Susan swallowed, hard. "Aslan . . .if I hadn't shut myself away, would I have died with my family?"
He considered her for a moment, then replied gently, "We will never know what would have been, child."
Child, Susan seethed inwardly. I'm not a child.
"Daughter," said Aslan, his tone rebuking now, "did you not accept me as your Father? Does that not make you my child, whatever your age? Although you have been acting like one of late."
Susan flinched.
"Why did you doubt my love for you, child?" Aslan asked.

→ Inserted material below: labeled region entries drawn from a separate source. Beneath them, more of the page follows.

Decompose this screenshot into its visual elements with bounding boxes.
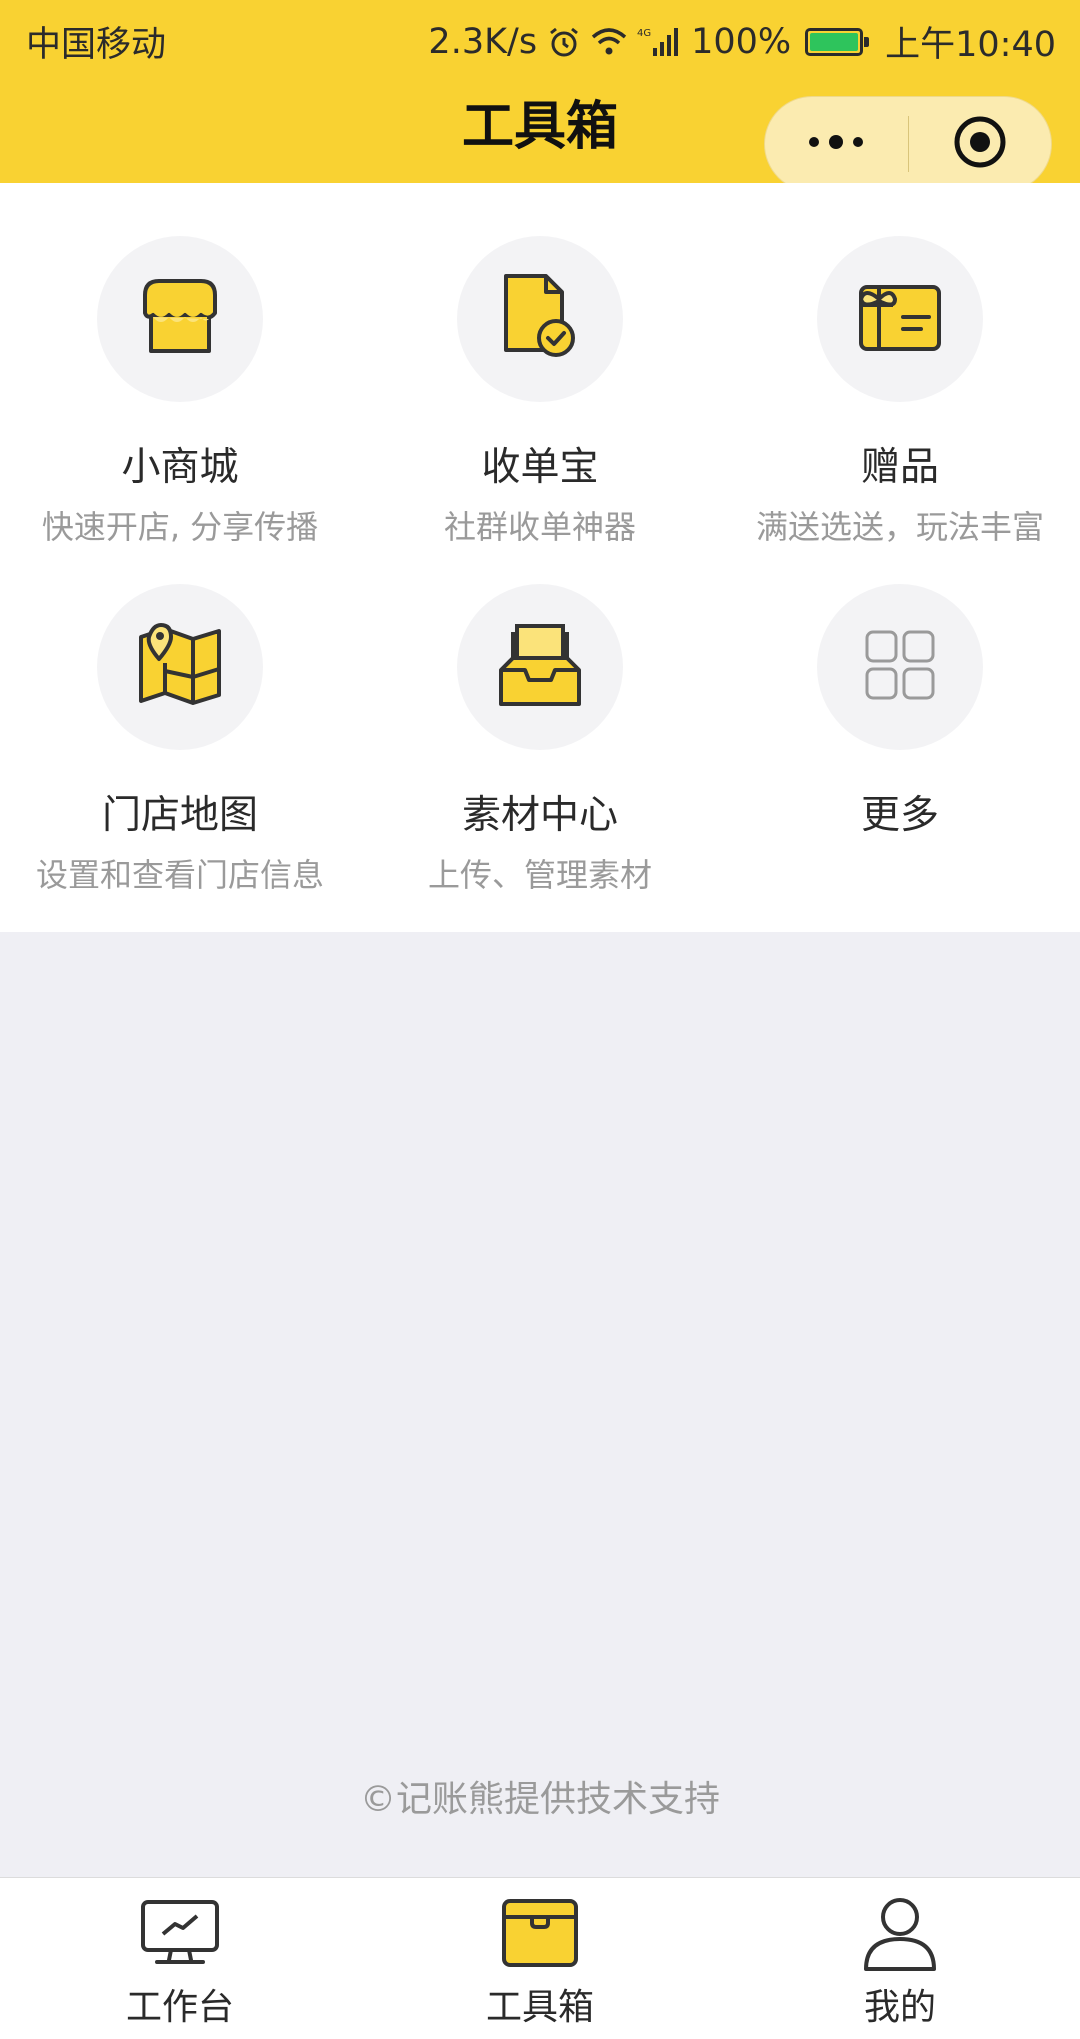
tool-subtitle: 快速开店, 分享传播 (41, 508, 319, 546)
close-mini-program-button[interactable] (909, 97, 1052, 191)
battery-icon (805, 27, 870, 56)
monitor-icon (0, 1894, 360, 1972)
tool-order-collector[interactable]: 收单宝 社群收单神器 (360, 236, 720, 548)
network-speed: 2.3K/s (428, 21, 538, 62)
gift-icon (855, 279, 945, 359)
status-right: 2.3K/s 4G 100% 上午10:40 (428, 16, 1056, 67)
tab-label: 工作台 (125, 1987, 234, 2028)
tool-icon-circle (817, 236, 983, 402)
clock: 上午10:40 (885, 25, 1056, 65)
tool-title: 收单宝 (481, 445, 599, 490)
toolbox-icon (360, 1894, 720, 1972)
tool-more[interactable]: 更多 (720, 584, 1080, 840)
tool-store-map[interactable]: 门店地图 设置和查看门店信息 (0, 584, 360, 896)
grid-icon (864, 629, 936, 705)
tool-title: 小商城 (121, 445, 239, 490)
target-icon (952, 114, 1008, 174)
more-button[interactable] (765, 97, 908, 191)
tool-title: 门店地图 (101, 793, 258, 838)
tab-label: 我的 (863, 1987, 936, 2028)
tools-panel: 小商城 快速开店, 分享传播 收单宝 社群收单神器 赠品 满送选送，玩法丰富 门… (0, 183, 1080, 932)
tool-icon-circle (97, 236, 263, 402)
battery-percent: 100% (691, 21, 792, 62)
tool-material-center[interactable]: 素材中心 上传、管理素材 (360, 584, 720, 896)
tool-icon-circle (457, 236, 623, 402)
carrier-label: 中国移动 (26, 25, 167, 65)
tab-mine[interactable]: 我的 (720, 1878, 1080, 2039)
tool-gift[interactable]: 赠品 满送选送，玩法丰富 (720, 236, 1080, 548)
document-check-icon (500, 272, 580, 366)
wifi-icon (591, 27, 627, 57)
tool-subtitle: 设置和查看门店信息 (35, 856, 324, 894)
status-bar: 中国移动 2.3K/s 4G 100% 上午10:40 (0, 0, 1080, 76)
tool-icon-circle (97, 584, 263, 750)
tab-workbench[interactable]: 工作台 (0, 1878, 360, 2039)
inbox-icon (495, 620, 585, 714)
network-type: 4G (637, 28, 651, 39)
tool-title: 素材中心 (461, 793, 618, 838)
tool-subtitle: 上传、管理素材 (427, 856, 652, 894)
tool-title: 更多 (860, 793, 939, 838)
map-icon (135, 623, 225, 711)
alarm-icon (547, 25, 581, 59)
tab-label: 工具箱 (485, 1987, 594, 2028)
tool-icon-circle (457, 584, 623, 750)
tool-title: 赠品 (860, 445, 939, 490)
tool-subtitle: 满送选送，玩法丰富 (755, 508, 1044, 546)
tool-mini-mall[interactable]: 小商城 快速开店, 分享传播 (0, 236, 360, 548)
tech-support-note: ©记账熊提供技术支持 (359, 1779, 720, 1820)
signal-icon: 4G (637, 26, 681, 58)
tab-toolbox[interactable]: 工具箱 (360, 1878, 720, 2039)
mini-program-capsule (764, 96, 1052, 192)
tool-subtitle: 社群收单神器 (443, 508, 636, 546)
shop-icon (135, 275, 225, 363)
user-icon (720, 1894, 1080, 1972)
tab-bar: 工作台 工具箱 我的 (0, 1877, 1080, 2039)
more-dots-icon (804, 132, 868, 156)
tool-icon-circle (817, 584, 983, 750)
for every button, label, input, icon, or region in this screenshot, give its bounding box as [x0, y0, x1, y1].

"Aslan, why did you send me back? Why did you let my family die and leave me alone?" she sobbed. And why aren't you watching me here as well?
"We all have roles to play," Aslan replied. "What I have made are not meant to leave their own world. You and your friends were the exception, because you and many other stood to gain from your passage. There is still work; others to be saved and helped through you. Your family's task in this place was done. I sent them on.
"Child, as your world grows less and less willing to listen to me," he said, answering her unspoken cry, "it grows harder and harder for me to speak to those in it. Your world will end before it becomes impossible. Know then, that I am always with you."
Susan's eyes were closed, but his voice was getting fainter and fainter. With a gasp, she opened her eyes . . .
. . . .to find herself back on the bus.
"Your stop is next," said the man next to her.
"Wh-what happened?" Susan gasped.
"I think you fell asleep," he replied. "Are you all right?"
"Yes, thank you," Susan said weakly. "I just had a rather strange dream."
Aslan? she called out in her mind.
There was no verbal response, but Susan felt something within her. Thank you, she breathed. She could never lose Aslan. He loved her, and would stay with her forever.